A : I’m talking about a specific subset of the region: Mexico, Brazil, Peru, Chile, and Colombia. These are five fantastic economies with very stable, creative governments, very low inflation, a burgeoning middle-class, developing capital markets, and terrific enthusiasm and energy.

Q. Latin American stock and bond markets have been going great-guns for years. What’s your outlook?
A : These stock markets have been among the strongest in the world for three to five years. For the last three years, Brazil is up over 100%, Chile over 100%, and Mexico almost 200%.

Q. Good for ’07 as well?
A : I think these are very attractive longer-term
capital markets.

Q. What’s the biggest misconception Americans have of the region?
A : It’s hard for them to understand the extraordinary creativity and cultures, the deep work ethic, and the relative ease of doing business in these emerging markets compared with others. But I know hundreds of people who have been to Europe and never been to Mexico, and it’s easy to have misconceptions about a place you’ve never been.

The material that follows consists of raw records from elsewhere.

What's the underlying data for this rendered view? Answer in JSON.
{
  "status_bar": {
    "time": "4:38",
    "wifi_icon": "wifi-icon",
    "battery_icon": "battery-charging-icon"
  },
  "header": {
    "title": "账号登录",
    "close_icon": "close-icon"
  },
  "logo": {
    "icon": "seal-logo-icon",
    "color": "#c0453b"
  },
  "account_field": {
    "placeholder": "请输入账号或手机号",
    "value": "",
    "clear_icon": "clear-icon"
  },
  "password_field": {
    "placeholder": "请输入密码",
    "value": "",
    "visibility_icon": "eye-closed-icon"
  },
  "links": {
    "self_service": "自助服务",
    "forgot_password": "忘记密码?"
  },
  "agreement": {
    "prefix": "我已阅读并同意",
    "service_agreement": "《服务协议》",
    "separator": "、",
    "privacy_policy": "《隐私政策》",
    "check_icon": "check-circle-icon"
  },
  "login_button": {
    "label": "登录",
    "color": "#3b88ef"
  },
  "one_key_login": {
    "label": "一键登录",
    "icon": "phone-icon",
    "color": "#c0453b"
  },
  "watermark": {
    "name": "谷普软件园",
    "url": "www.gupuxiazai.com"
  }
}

Q. To what do you attribute your tremendous success in investment banking?
A : To being very disciplined and pretty intuitive.

Q. Where do you get your sense of discipline?
A : Definitely family. When we were very young, it was made very clear to me that when I got out of college I was either going to work or not eat very much.

Q. What’s the most challenging part of your job?
A : It’s a deeply personal business. I’m working with chairmen of companies, and when they want to talk, they want to talk to you—and maybe three of them want to talk to you at the same time. You have to really understand how to manage multiple important activities at the same time in a persistent, but calm way.

Q. How would you describe your management style?
A : Very fair and open. There is nothing I won’t do to help my team. My job is to make their jobs easier, but I won’t do their jobs for them.

Q. Is there a particular emotional makeup that’s ideal for success in your field?
A : I think you have to be reasonably quantitative, disciplined, and energetic, and I believe intuition helps a lot. But I think you also have to be a little paranoid, especially in doing mergers and acquisitions, which is often an optional business. It’s sometimes easy to walk away from a merger thinking you’re finished, so you have to anticipate that things might go wrong and fix them before they do.

Q. Are there rules of success that govern your career?
A : You can never get through a negotiation just representing your client. You have to be fair and consider the other side’s position; why it works for them.